Rede de advogadas dá assistência psicológica e jurídica a vítimas de abuso


Em: Geral No dia: 8 de novembro de 2020


Rosa se casou jovem, antes dos 18. No início, o marido não era agressivo, mas as coisas foram mudando. Se a dona de casa dizia “não” para o sexo, ele virava o bicho. Além de viciado em sexo, ficou mais violento, não parava quando ela pedia. Doía. Sangrava. “Marquei numa agenda um total de 62 vezes que fizemos sexo em um mês”. Quando ela ameaçava ir embora, ele dizia que ia se matar. A família do marido culpava Rosa. Por causa das tentativas de suicídio e da questão financeira, ela continuou morando junto. Tinha ainda a questão dos dois filhos. Foram 20 anos de casamento.
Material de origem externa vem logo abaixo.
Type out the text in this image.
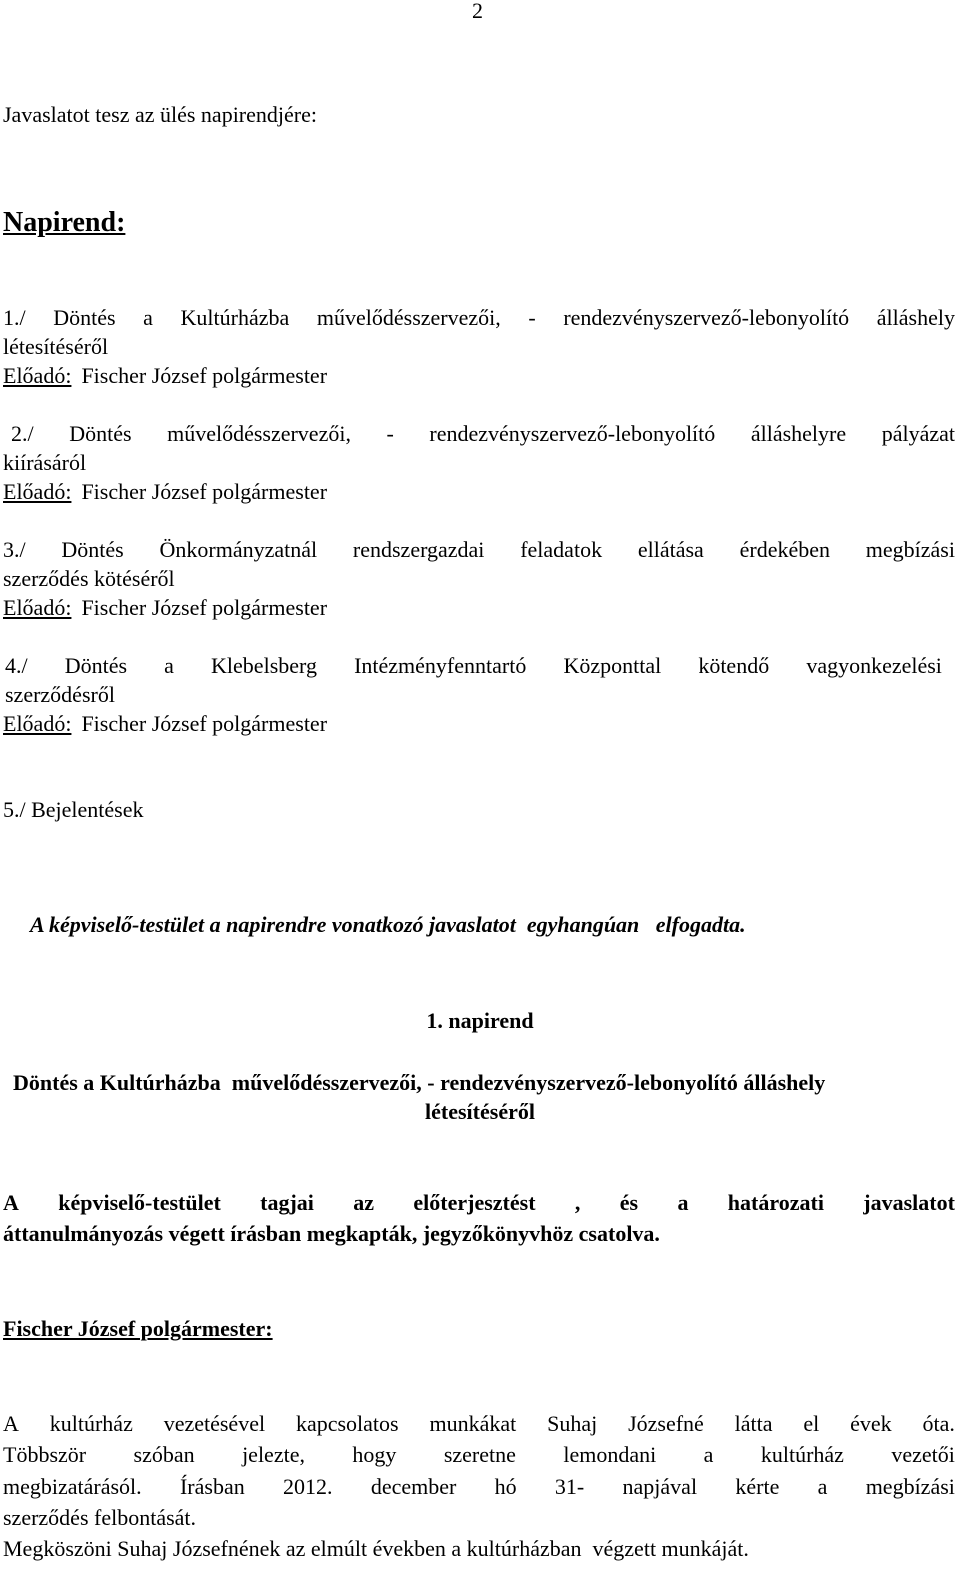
2
Javaslatot tesz az ülés napirendjére:
Napirend:
1./ Döntés a Kultúrházba művelődésszervezői, - rendezvényszervező-lebonyolító álláshely
létesítéséről
Előadó: Fischer József polgármester
2./ Döntés művelődésszervezői, - rendezvényszervező-lebonyolító álláshelyre pályázat
kiírásáról
Előadó: Fischer József polgármester
3./ Döntés Önkormányzatnál rendszergazdai feladatok ellátása érdekében megbízási
szerződés kötéséről
Előadó: Fischer József polgármester
4./ Döntés a Klebelsberg Intézményfenntartó Központtal kötendő vagyonkezelési
szerződésről
Előadó: Fischer József polgármester
5./ Bejelentések
A képviselő-testület a napirendre vonatkozó javaslatot  egyhangúan   elfogadta.
1. napirend
Döntés a Kultúrházba  művelődésszervezői, - rendezvényszervező-lebonyolító álláshely
létesítéséről
A képviselő-testület tagjai az előterjesztést , és a határozati javaslatot
áttanulmányozás végett írásban megkapták, jegyzőkönyvhöz csatolva.
Fischer József polgármester:
A kultúrház vezetésével kapcsolatos munkákat Suhaj Józsefné látta el évek óta.
Többször szóban jelezte, hogy szeretne lemondani a kultúrház vezetői
megbizatárásól. Írásban 2012. december hó 31- napjával kérte a megbízási
szerződés felbontását.
Megköszöni Suhaj Józsefnének az elmúlt években a kultúrházban  végzett munkáját.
Rosa, nome fictício, procurou ajuda na internet. Achou. Um grupo formado por advogadas, médicas, psicólogas e assistentes sociais oferece ajuda para mulheres vítimas de violência doméstica. São as Justiceiras, voluntárias que não cobram nada pelo apoio. No caso de Rosa, vítima de estupro conjugal, um dos principais tipos de violência. Muitas vezes, as mulheres nem reconhecem a situação. “Cada vez que me lembro me dá uma dor no peito. Não sei se é raiva ou ódio de mim de ter deixado aquilo acontecer”, diz a dona de casa. Hoje, Rosa está se separando.
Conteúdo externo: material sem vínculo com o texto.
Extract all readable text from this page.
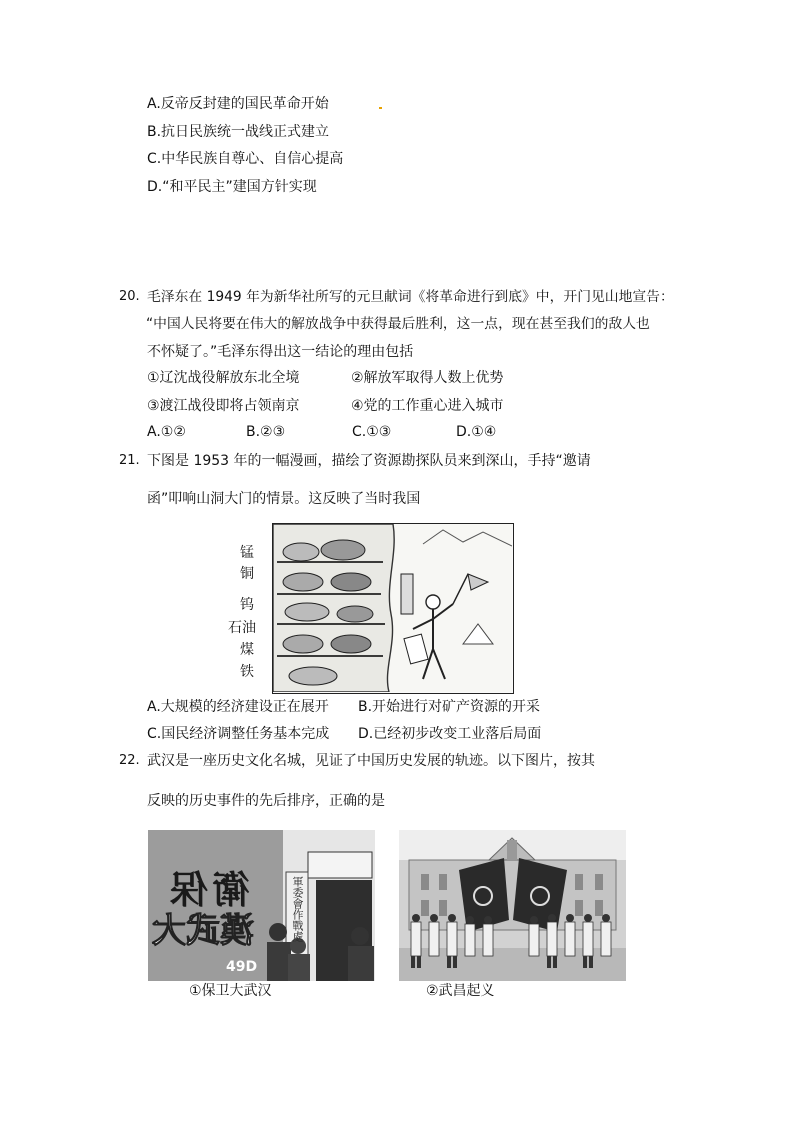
A.反帝反封建的国民革命开始
B.抗日民族统一战线正式建立
C.中华民族自尊心、自信心提高
D.“和平民主”建国方针实现
20. 毛泽东在 1949 年为新华社所写的元旦献词《将革命进行到底》中，开门见山地宣告：
“中国人民将要在伟大的解放战争中获得最后胜利，这一点，现在甚至我们的敌人也
不怀疑了。”毛泽东得出这一结论的理由包括
①辽沈战役解放东北全境	②解放军取得人数上优势
③渡江战役即将占领南京	④党的工作重心进入城市
A.①②	B.②③	C.①③	D.①④
21. 下图是 1953 年的一幅漫画，描绘了资源勘探队员来到深山，手持“邀请
函”叩响山洞大门的情景。这反映了当时我国
锰
铜
钨
石油
煤
铁
A.大规模的经济建设正在展开 B.开始进行对矿产资源的开采
C.国民经济调整任务基本完成 D.已经初步改变工业落后局面
22. 武汉是一座历史文化名城，见证了中国历史发展的轨迹。以下图片，按其
反映的历史事件的先后排序，正确的是
衛保
漢武大
49D
軍委會作戰處
①保卫大武汉	②武昌起义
Criada pela promotora de Justiça de São Paulo Gabriela Manssur e pela advogada Luciana Terra, a iniciativa já atendeu mais de 2,5 mil vítimas desde março, quando surgiu. O grupo se define como “força-tarefa pró-mulher que oferece orientação jurídica, psicológica, socioassistencial, médica, rede de apoio e acolhimento gratuito e online”. Mulheres em situação de violência enviam mensagem por Whatsapp, recebem um link de formulário e o grupo faz encaminhamentos. Cada caso é tratado individualmente por telefone ou mensagens de texto.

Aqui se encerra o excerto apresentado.